Sang penyihir hanya bisa menuruti keinginan penduduk desa. Dia pun pergi dari sana dan memutuskan menetap di Hutan Terlarang. Mengingat bahwa hutan tersebut dekat dengan desa, dia bisa memantau bagaimana keadaan desa setelah ia pergi. Si penyihir hanya takut, jika ada suatu hal yang mengerikan akan terjadi jika dia jauh dari desa. Walaupun penduduk desa telah mengusirnya, Desa Floradivia adalah tempat dimana ia terlahir dan tumbuh besar. Tanah kelahirannya serta ibunya. Dia tidak mungkin membiarkan desa tersebut hancur.

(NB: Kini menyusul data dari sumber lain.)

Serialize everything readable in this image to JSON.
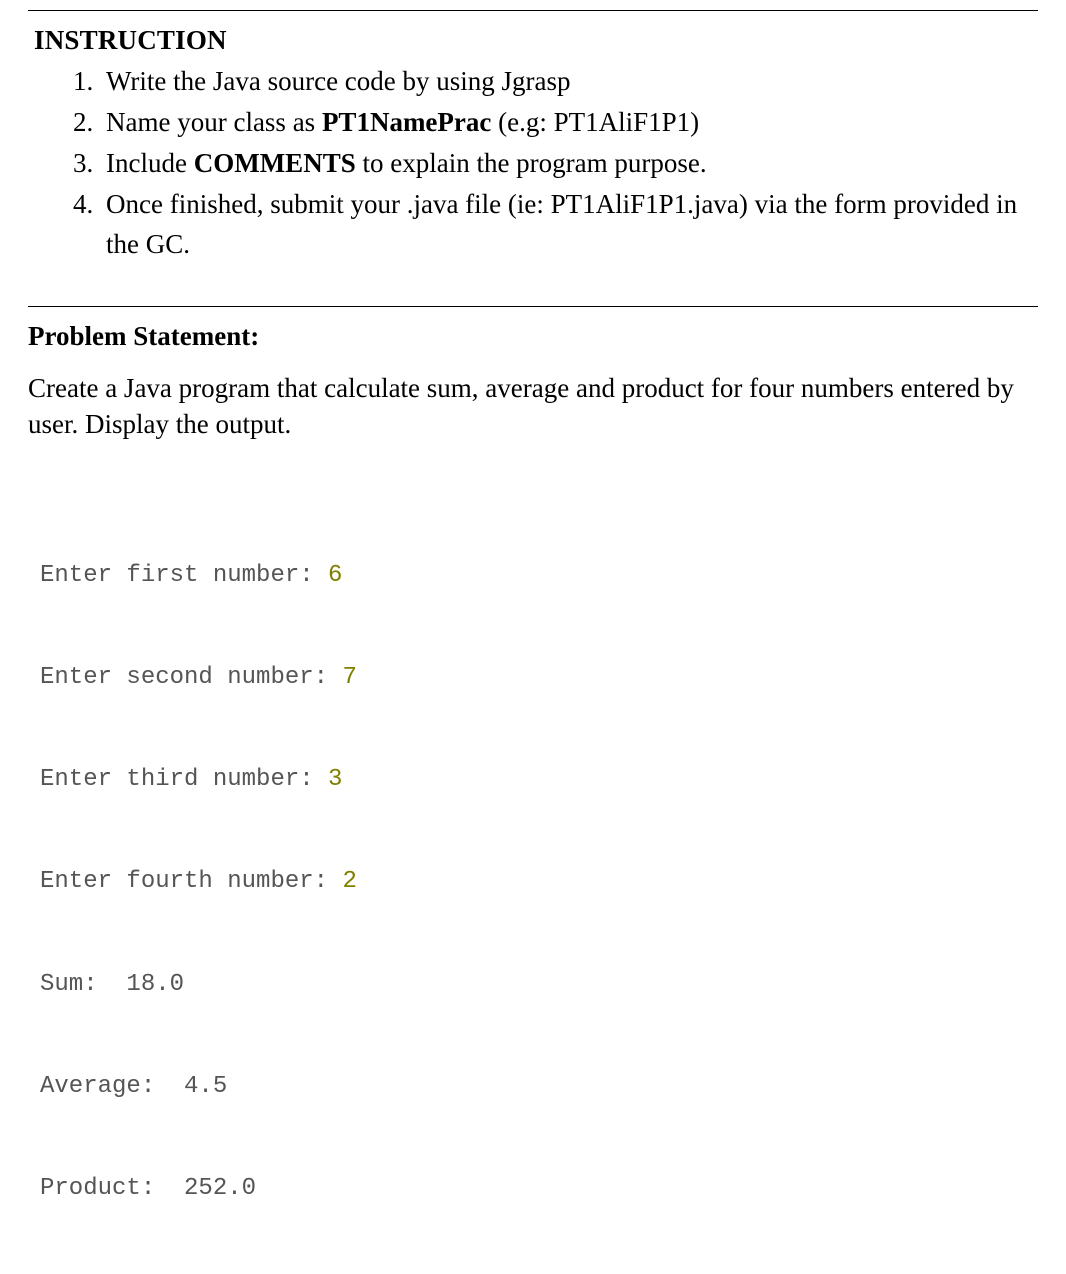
{
  "instruction": {
    "heading": "INSTRUCTION",
    "items": [
      {
        "pre": "Write the Java source code by using Jgrasp",
        "bold": "",
        "post": ""
      },
      {
        "pre": "Name your class as ",
        "bold": "PT1NamePrac",
        "post": " (e.g: PT1AliF1P1)"
      },
      {
        "pre": "Include ",
        "bold": "COMMENTS",
        "post": " to explain the program purpose."
      },
      {
        "pre": "Once finished, submit your .java file (ie: PT1AliF1P1.java) via the form provided in the GC.",
        "bold": "",
        "post": ""
      }
    ]
  },
  "problem": {
    "heading": "Problem Statement:",
    "text": "Create a Java program that calculate sum, average and product for four numbers entered by user. Display the output."
  },
  "console": {
    "lines": [
      {
        "prompt": "Enter first number: ",
        "input": "6"
      },
      {
        "prompt": "Enter second number: ",
        "input": "7"
      },
      {
        "prompt": "Enter third number: ",
        "input": "3"
      },
      {
        "prompt": "Enter fourth number: ",
        "input": "2"
      },
      {
        "prompt": "Sum:  18.0",
        "input": ""
      },
      {
        "prompt": "Average:  4.5",
        "input": ""
      },
      {
        "prompt": "Product:  252.0",
        "input": ""
      }
    ]
  }
}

Namun, tidak ada kejadian aneh apa pun yang menimpa Desa Floradivia sampai pada akhirnya…}
Near menyerngitkan alisnya ketika dia tidak bisa membaca kelanjutan kalimat yang ada di dalam buku karena ternyata bagian dari kalimat tersebut hancur. Seperti ada yang membakarnya dengan sengaja. Dia membolak-balikkan kertas tersebut seolah berharap akan ada keajaiban jika dia melakukannya. Berharap jika bagian dari kertas yang dibakar akan muncul secara tiba-tiba. Tetapi, beberapa kali dia melakukannya, tetap saja tidak terjadi apa-apa. Dia hanya bisa memendam rasa penasarannya di dalam hati. Mau bagaimana pun, jika dia bertanya mengenai Penyihir Ivonna, semua orang pasti akan menghindari dan memintanya untuk tidak bertanya apa-apa lagi mengenai penyihir tersebut.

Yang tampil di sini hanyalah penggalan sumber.